Childhood obesity has many causes. Here's what you can do to encourage good habits:

At school
  • Do a walk-through. Visit your child's school and observe what's being sold. What is in the vending machine? Can kids buy soda or chips part of the day or all day? Are branded food ads or promotions visible? Bring a notepad to keep track of your findings.

  • Get the facts. Contact the school board or school superintendent and ask what contracts, if any, your district has with food or beverage marketers or other commercial entities and how much revenue those agreements provide. Propose alternatives.

  • Point out problems. If junk food is there, kids will buy it. Encourage the school to replace--not just supplement--soda, candy, and such offerings with more healthful fare.

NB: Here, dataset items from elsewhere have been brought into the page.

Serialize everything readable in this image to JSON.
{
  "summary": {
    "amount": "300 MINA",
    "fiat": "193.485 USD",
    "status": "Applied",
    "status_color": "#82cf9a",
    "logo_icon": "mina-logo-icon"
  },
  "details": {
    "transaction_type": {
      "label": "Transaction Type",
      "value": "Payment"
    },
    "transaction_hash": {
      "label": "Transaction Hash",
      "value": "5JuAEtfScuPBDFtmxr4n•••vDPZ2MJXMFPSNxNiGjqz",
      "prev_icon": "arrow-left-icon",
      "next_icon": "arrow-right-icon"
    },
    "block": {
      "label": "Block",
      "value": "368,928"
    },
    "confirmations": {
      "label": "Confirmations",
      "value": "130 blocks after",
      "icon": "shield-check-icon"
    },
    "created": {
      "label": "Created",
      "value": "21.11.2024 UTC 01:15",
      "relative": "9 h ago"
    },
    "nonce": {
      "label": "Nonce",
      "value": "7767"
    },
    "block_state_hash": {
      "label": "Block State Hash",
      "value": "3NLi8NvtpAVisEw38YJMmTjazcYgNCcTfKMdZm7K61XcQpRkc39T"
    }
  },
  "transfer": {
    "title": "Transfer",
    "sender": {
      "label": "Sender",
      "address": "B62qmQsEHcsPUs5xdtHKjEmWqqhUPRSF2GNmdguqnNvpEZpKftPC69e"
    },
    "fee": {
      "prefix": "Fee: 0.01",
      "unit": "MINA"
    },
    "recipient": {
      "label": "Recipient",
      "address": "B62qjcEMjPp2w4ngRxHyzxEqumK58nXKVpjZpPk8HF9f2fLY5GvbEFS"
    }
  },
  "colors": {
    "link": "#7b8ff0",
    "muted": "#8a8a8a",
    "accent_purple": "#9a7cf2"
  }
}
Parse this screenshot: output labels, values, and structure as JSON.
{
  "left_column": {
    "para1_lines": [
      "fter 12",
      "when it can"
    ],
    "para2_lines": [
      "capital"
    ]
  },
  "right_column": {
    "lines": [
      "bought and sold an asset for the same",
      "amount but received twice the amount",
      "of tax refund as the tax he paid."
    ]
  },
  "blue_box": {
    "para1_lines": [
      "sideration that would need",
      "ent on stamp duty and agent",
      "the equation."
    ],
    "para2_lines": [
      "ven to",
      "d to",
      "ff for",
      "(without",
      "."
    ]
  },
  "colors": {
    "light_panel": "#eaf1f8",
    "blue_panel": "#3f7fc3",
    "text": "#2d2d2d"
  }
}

  • Organize. A survey commissioned by the nonprofit Robert Wood Johnson Foundation found that parents and teachers overwhelmingly support converting the contents of vending machines to healthier options. Team up with like-minded parents and faculty members who share your concerns.

  • Help develop school policy. Federal law requires each school district receiving government reimbursements for school lunches, or nearly all public districts, to create a "local wellness policy," including nutrition standards for school lunches and other foods sold on campus, and goals for physical activity by the start of the 2006-2007 school year. The law requires schools to involve parents in developing the policy.
At home
  • Watch liquid calories. In addition to limiting your kids' soda intake, be wary of sports and energy drinks, which can be loaded with caffeine, sugar, or both. Opt for water, milk, and pure fruit juices without added sugar or corn syrup.

  • Turn off the tube. Several studies have correlated the amount of time children spend watching television with rates of obesity. Setting limits on television viewing may help by encouraging alternate activities.

  • Cook with healthful ingredients. Modify recipes to include skim or low-fat milk rather than whole, olive oil instead of butter, or whole-grain pasta or rice rather than white. Bulk up recipes with extra vegetables. Serve fruit with whipped topping or low-fat yogurt for dessert. Try cooking a healthful recipe together as a family activity.

  • Make exercise a family affair. Go biking or inline skating, or play tag at the park. If your family spends most of its time indoors, get up during TV commercial breaks and do jumping jacks or dance around. Or invest in a kid-friendly dance or fitness video.

  • Encourage all kinds of exercise. Tossing a Frisbee or softball provides as good a workout as playing a game with a winner and loser.